Gardening… like so many other detail activities… is an exercise in planning. I’m not sure if the proper planning/implementation ratio is 60/40, 70/30 or 90/10 but I do know that really good gardens take a great deal of planning.
When it comes to vegetable gardening, that planning starts with reviewing the past season’s successes and failures. If you’re the type, it can also involve a painstaking review of detailed garden notes from the past and earlier seasons to help you avoid making the same mistakes again or to possibly pick out patterns – both the good and the bad – to direct the coming season’s effort.
After the reviewing and assessing come the catalogs, the websites, seed orders (way too many, of course) and if you’re really, really good, the drawings of sequenced plantings and calendar of successional harvests. Of course there’s much, much more that can go into a thoroughly planned season of vegetable gardening.
But what happens if that’s not you? What if you don’t happen to be a thoroughly sociopathic, obsessive-compulsive list maker with a propensity to annoy your gardening and non-gardening friends alike with your incessant recitations of garden plans for the current year? What if you’re more of a seat-of-the-pants gardener – or as I like to describe it – an opportunistic gardener? Is there any hope for you (us!) to get a modicum of enjoyment and maybe even a few bits of consumable produce out of the not-so-well-planned vegetable garden? I might be a little biased, but my answer is an emphatic, yes!
Opportunistic gardeners… You know us when you see us. We’re the ones who buy a basket of vegetable transplants in spring with no discernable plan for their eventual home. We might use some to fill a bare spot in an existing bed. We might throw a few in a container here and there and dutifully water them until at least the end of July before throwing in the towel. We might let them duke it out in their cell packs on the driveway for far too long. We’ll just call that “stress tolerance” research. But usually we get a few in the ground and they do something… eventually.
But the gold standard of the seat-of-the-pants gardener is the volunteer seedling.
Volunteers can pop up anywhere and they can be just about anything – a tomato from some incompletely cooked compost, a cucumber vine courtesy of some neighborhood terrorizing raccoon. One year I had a pumpkin seedling pop up in my front azalea bed. Training the vine all summer to grow all the way to the curb turned into a much-read column.
But the art of the volunteer seedling is knowing when to “weed” and when to not. Screaming through the bed with the scuffle hoe to knock down the weeds before the mosquitoes get to your ankles might be fast and efficient but it robs you of the chance to selectively edit. To be successful at the art of volunteer gardening, you have to be ok with, “not sure what it is but I’ll give it a little time and see what happens.” That may not work well with the obligate planner but this is where the rest of us can shine.

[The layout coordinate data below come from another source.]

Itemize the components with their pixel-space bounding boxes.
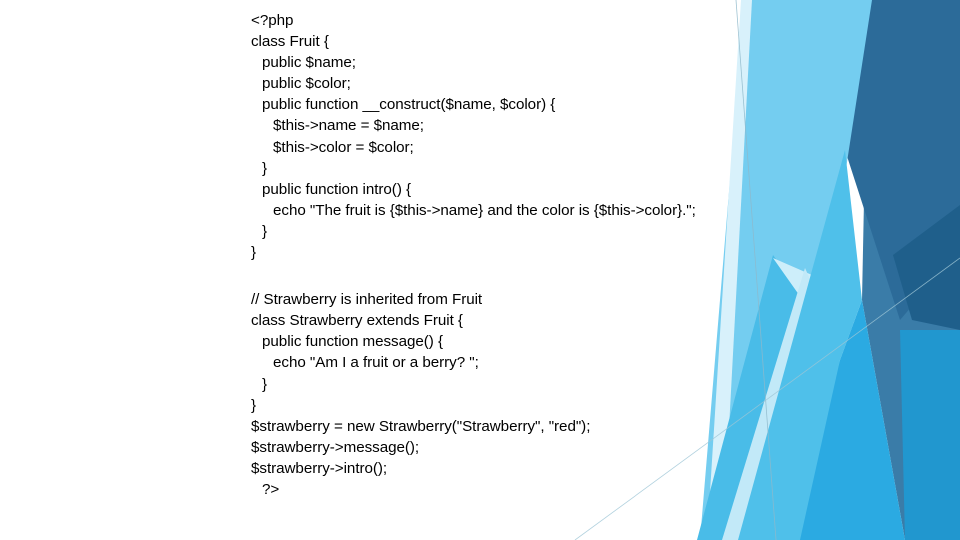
code-line: ?> (262, 480, 280, 498)
code-block-strawberry: // Strawberry is inherited from Fruit cla… (251, 289, 721, 500)
code-line: public function message() { (262, 333, 443, 351)
code-line: } (262, 375, 268, 393)
band-sky-mid (738, 150, 862, 540)
band-pale-fan (773, 258, 860, 360)
code-line: echo "The fruit is {$this->name} and the… (273, 201, 696, 219)
hairline-steep (735, 0, 777, 540)
code-line: $strawberry->message(); (251, 438, 420, 456)
code-line: public $name; (262, 54, 356, 72)
code-line: public $color; (262, 75, 351, 93)
code-line: } (262, 222, 268, 240)
band-mid-bottom-right (900, 330, 960, 540)
code-line: $strawberry = new Strawberry("Strawberry… (251, 417, 591, 435)
code-line: class Strawberry extends Fruit { (251, 312, 463, 330)
code-line: public function __construct($name, $colo… (262, 96, 556, 114)
band-pale-wedge-lower (722, 268, 845, 540)
slide-canvas: <?php class Fruit { public $name; public $c… (0, 0, 960, 540)
band-light-blue-top (700, 0, 872, 540)
code-line: $this->color = $color; (273, 138, 414, 156)
code-block-separator (251, 263, 721, 289)
code-block-fruit: <?php class Fruit { public $name; public $c… (251, 10, 721, 263)
code-content: <?php class Fruit { public $name; public $c… (251, 10, 721, 500)
code-line: } (262, 159, 268, 177)
code-line: echo "Am I a fruit or a berry? "; (273, 354, 479, 372)
band-deep-blue (845, 0, 960, 320)
code-line: public function intro() { (262, 180, 412, 198)
code-line: } (251, 244, 257, 262)
band-steel-right (862, 0, 960, 540)
code-line: class Fruit { (251, 33, 329, 51)
code-line: // Strawberry is inherited from Fruit (251, 291, 483, 309)
band-mid-blue-lower (790, 300, 905, 540)
code-line: } (251, 396, 257, 414)
code-line: $this->name = $name; (273, 117, 424, 135)
code-line: <?php (251, 12, 294, 29)
code-line: $strawberry->intro(); (251, 459, 388, 477)
band-navy-wedge (893, 205, 960, 330)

This year’s edition of my volunteer veggie garden involves a tomato plant. I had planted one purchased tomato transplant (Japanese Black Pear variety) in my one large container that occupies the 4 square feet of almost sufficiently sunny space on my Highlands driveway. It was growing just fine. It had a few small fruits starting to get some size on them. That was until the newest neighborhood resident, about a 240-pound doe (with 3(!) fawns in tow) decided to use it for dental floss.

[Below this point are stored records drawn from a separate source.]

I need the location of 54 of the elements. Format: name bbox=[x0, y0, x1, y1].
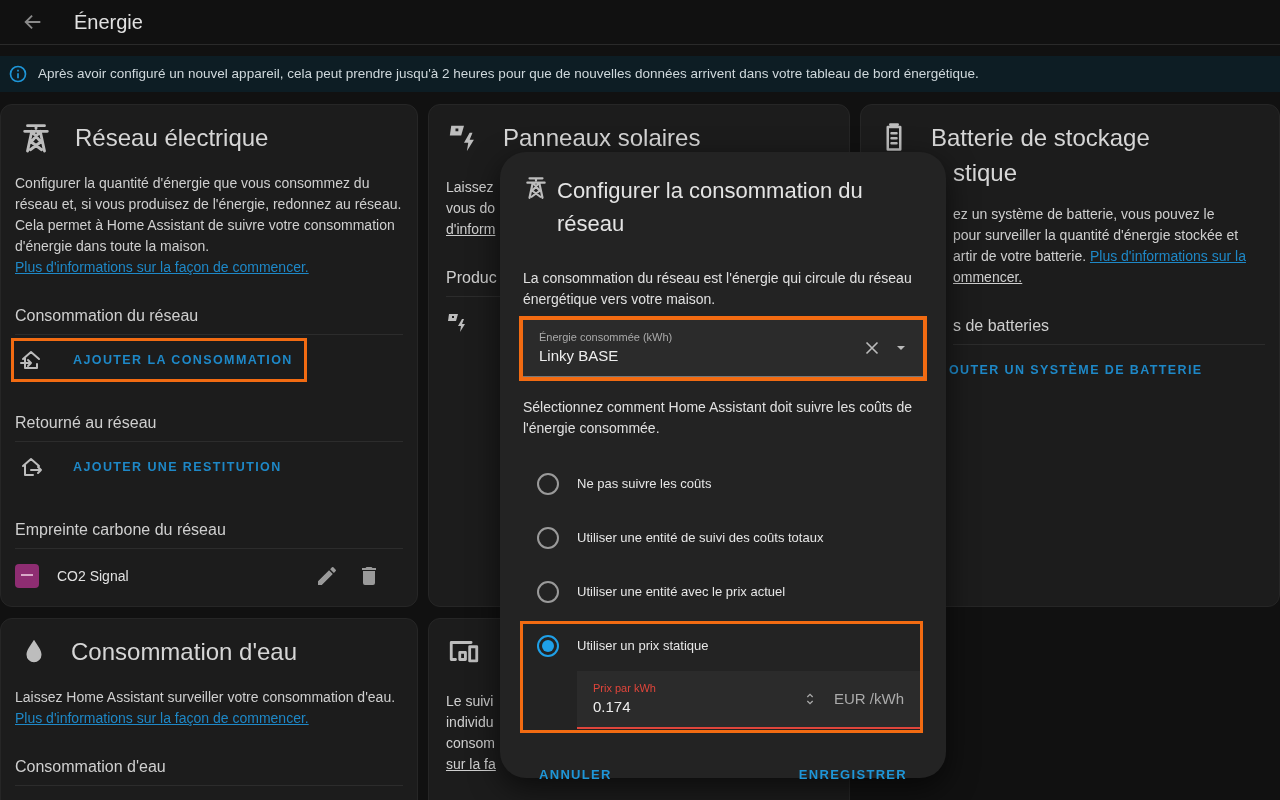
source-name: CO2 Signal bbox=[57, 566, 130, 586]
link[interactable]: Plus d'informations sur la façon de commencer. bbox=[15, 259, 309, 275]
section-title: Empreinte carbone du réseau bbox=[15, 518, 403, 549]
radio-label: Utiliser un prix statique bbox=[577, 637, 709, 656]
export-house-icon bbox=[19, 455, 43, 479]
price-input-field[interactable]: Prix par kWh 0.174 EUR /kWh bbox=[577, 671, 920, 729]
radio-button[interactable] bbox=[537, 635, 559, 657]
link[interactable]: Plus d'informations sur la façon de commencer. bbox=[15, 710, 309, 726]
radio-label: Utiliser une entité avec le prix actuel bbox=[577, 583, 786, 602]
radio-label: Utiliser une entité de suivi des coûts totaux bbox=[577, 529, 824, 548]
card-title: Consommation d'eau bbox=[71, 636, 298, 667]
dialog-button[interactable]: ENREGISTRER bbox=[782, 757, 923, 793]
link[interactable]: Plus d'informations sur la bbox=[1089, 248, 1246, 264]
section-title: Retourné au réseau bbox=[15, 411, 403, 442]
card-description-line: artir de votre batterie. Plus d'informations sur la bbox=[953, 247, 1246, 266]
card-title: Panneaux solaires bbox=[503, 122, 701, 153]
info-icon bbox=[8, 64, 28, 84]
page-title: Énergie bbox=[74, 10, 143, 34]
card-title: Réseau électrique bbox=[75, 122, 269, 153]
card-description-line: vous do bbox=[446, 199, 496, 218]
section-title: Consommation du réseau bbox=[15, 304, 403, 335]
co2-logo-icon bbox=[15, 564, 39, 588]
cost-prompt: Sélectionnez comment Home Assistant doit suivre les coûts de l'énergie consommée. bbox=[523, 398, 914, 438]
section-title: s de batteries bbox=[953, 317, 1050, 334]
card-description-line: individu bbox=[446, 713, 494, 732]
card-description: Laissez Home Assistant surveiller votre consommation d'eau. Plus d'informations sur la façon de commencer. bbox=[15, 688, 397, 728]
radio-button[interactable] bbox=[537, 527, 559, 549]
radio-button[interactable] bbox=[537, 473, 559, 495]
link[interactable]: ommencer. bbox=[953, 267, 1023, 288]
dialog-button[interactable]: ANNULER bbox=[523, 757, 628, 793]
radio-label: Ne pas suivre les coûts bbox=[577, 475, 712, 494]
card-description: Configurer la quantité d'énergie que vous consommez du réseau et, si vous produisez de l'énergie, redonnez au réseau. Cela permet à Home Assistant de suivre votre consommation d'énergie dans toute la maison. Plus d'informations sur la façon de commencer. bbox=[15, 174, 403, 277]
card-description-line: Laissez bbox=[446, 178, 494, 197]
radio-button[interactable] bbox=[537, 581, 559, 603]
edit-pencil-icon[interactable] bbox=[315, 564, 339, 588]
unit-label: EUR /kWh bbox=[834, 688, 904, 709]
card-description-line: consom bbox=[446, 734, 496, 753]
dialog-title: Configurer la consommation du réseau bbox=[557, 177, 864, 238]
add-button[interactable]: AJOUTER UNE RESTITUTION bbox=[11, 445, 296, 489]
dialog-description: La consommation du réseau est l'énergie qui circule du réseau énergétique vers votre maison. bbox=[523, 269, 913, 309]
section-title: Produc bbox=[446, 269, 497, 286]
card-description-line: Le suivi bbox=[446, 692, 494, 711]
import-house-icon bbox=[19, 348, 43, 372]
link[interactable]: d'inform bbox=[446, 219, 496, 240]
card-title: stique bbox=[953, 158, 1018, 188]
link[interactable]: sur la fa bbox=[446, 754, 496, 775]
alert-text: Après avoir configuré un nouvel appareil, cela peut prendre jusqu'à 2 heures pour que de nouvelles données arrivent dans votre tableau de bord énergétique. bbox=[38, 64, 979, 83]
add-button[interactable]: AJOUTER LA CONSOMMATION bbox=[11, 338, 307, 382]
card-description-line: pour surveiller la quantité d'énergie stockée et bbox=[953, 226, 1239, 245]
add-button[interactable]: OUTER UN SYSTÈME DE BATTERIE bbox=[949, 350, 1217, 390]
card-title: Batterie de stockage bbox=[931, 122, 1150, 153]
transmission-tower-icon bbox=[523, 174, 549, 200]
card-description-line: ez un système de batterie, vous pouvez le bbox=[953, 205, 1215, 224]
section-title: Consommation d'eau bbox=[15, 755, 403, 786]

My first thought was to run right out and buy a hunting rifle and find someone who could show me which end to point at the offending deer. The problem with that plan (aside from my lifelong fear of and ineptitude with firearms) is that my wife would promptly leave me, and I’d be stuck all alone in a house with no prospects of ever being able to grow a tomato. And besides, I like her pumpkin pie too much.
Fortunately, our marriage was saved by a humble little volunteer... a tomato plant...
that magically popped up in my front azalea bed just as fawn #3 was choking down the last few of my Japanese Black Pear tomatoes. I shifted my attention from driveway to front yard.
Now the volunteer tomato is a magical thing. Since I had no idea where the seed originated, I had no idea what to expect out of my little seedling. Open pollenated seedlings – those produced from a known mother plant and unknown father (pollen donor) are hard to predict. When both the mother and father are unknowns, the sky (as well as the cellar) is the limit. And then there were those pesky deer . . .
Well, the good news come midsummer is 1) My tomato plant is growing like gangbusters. Since it has completely overtaken 3 good-sized azaleas, the deer can’t reach far enough to get to all the tomato shoots. 2) My little tomato plant is now bearing actual ripe and edible tomatoes. They’re tiny bits – a little less than ½-inch across, bright red and with an incredibly juicy pop when you bite into them. They don’t make much of a BLT but straight out of the garden they’re delicious. There must be about 200 of those little gems waiting to mature. And 3) I’m happy to report that my marriage is intact for another season. I might even get a pumpkin pie or two this fall . . .
And all this fun without so much as a bit of planning!
This article was originally submitted to the Courier Journal on July 26, 2022.